5大栄養素に含まれない食物繊維は、その働きが解明されるまでは、健康な身体を作るのに役立たない栄養素と考えられていました。
しかし、研究が進んだ現在では、美容や健康の観点から、食物繊維には多くの働きがあることが明らかとなっています。
こういった背景から、食物繊維の存在意義が見直されることになり、健康を支える重要な栄養素として「第6の栄養素」と呼ばれるようになりました。
近年注目の食物繊維「アルギン酸」が食事をサポート
アルギン酸とは
アルギン酸は、水溶性食物繊維のひとつ。昆布やワカメなどの海藻類に多く含まれる食物繊維で、ヌルヌルとしたヌメりや粘りがあるのが特徴です。アルギン酸には、「アルギン酸ナトリウム」「アルギン酸カリウム」などの種類がありますが、「アルギン酸カルシウム」は唯一アルギン酸の中で、水に溶けない不溶性食物繊維に該当します。

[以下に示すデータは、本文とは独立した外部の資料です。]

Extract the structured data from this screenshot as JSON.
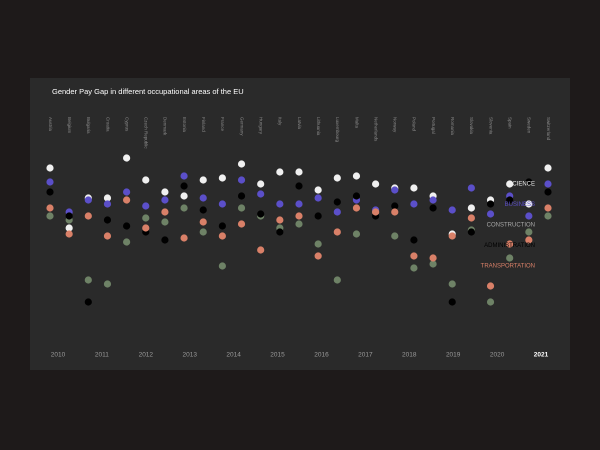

アルギン酸を加工食品に用いりやすいように低分子化した、低分子化アルギン酸ナトリウムは、身体の調子を整え、食習慣のサポートとして活用されています。
アルギン酸の働き
アルギン酸が注目される理由のひとつが、その粘性です。ネバネバしたアルギン酸は、腸内の不要物を吸着します。
また、海藻のヌメり成分であるアルギン酸は、消化に時間がかかるため、体に負担をかけません。なおかつ低カロリーなので、ダイエット時の栄養補給にも向いています。アルギン酸の特徴でもある粘性が、食物繊維の働きを最大限に活かしてくれるでしょう。
野菜不足・エネルギー過多に陥りやすい、現代の日本人の食生活。アルギン酸などの食物繊維は、偏った食事をサポートしてくれる心強い栄養素といえるでしょう。みなさんもぜひ、これを機に、第6の栄養素「食物繊維」意識的に取り入れてみませんか?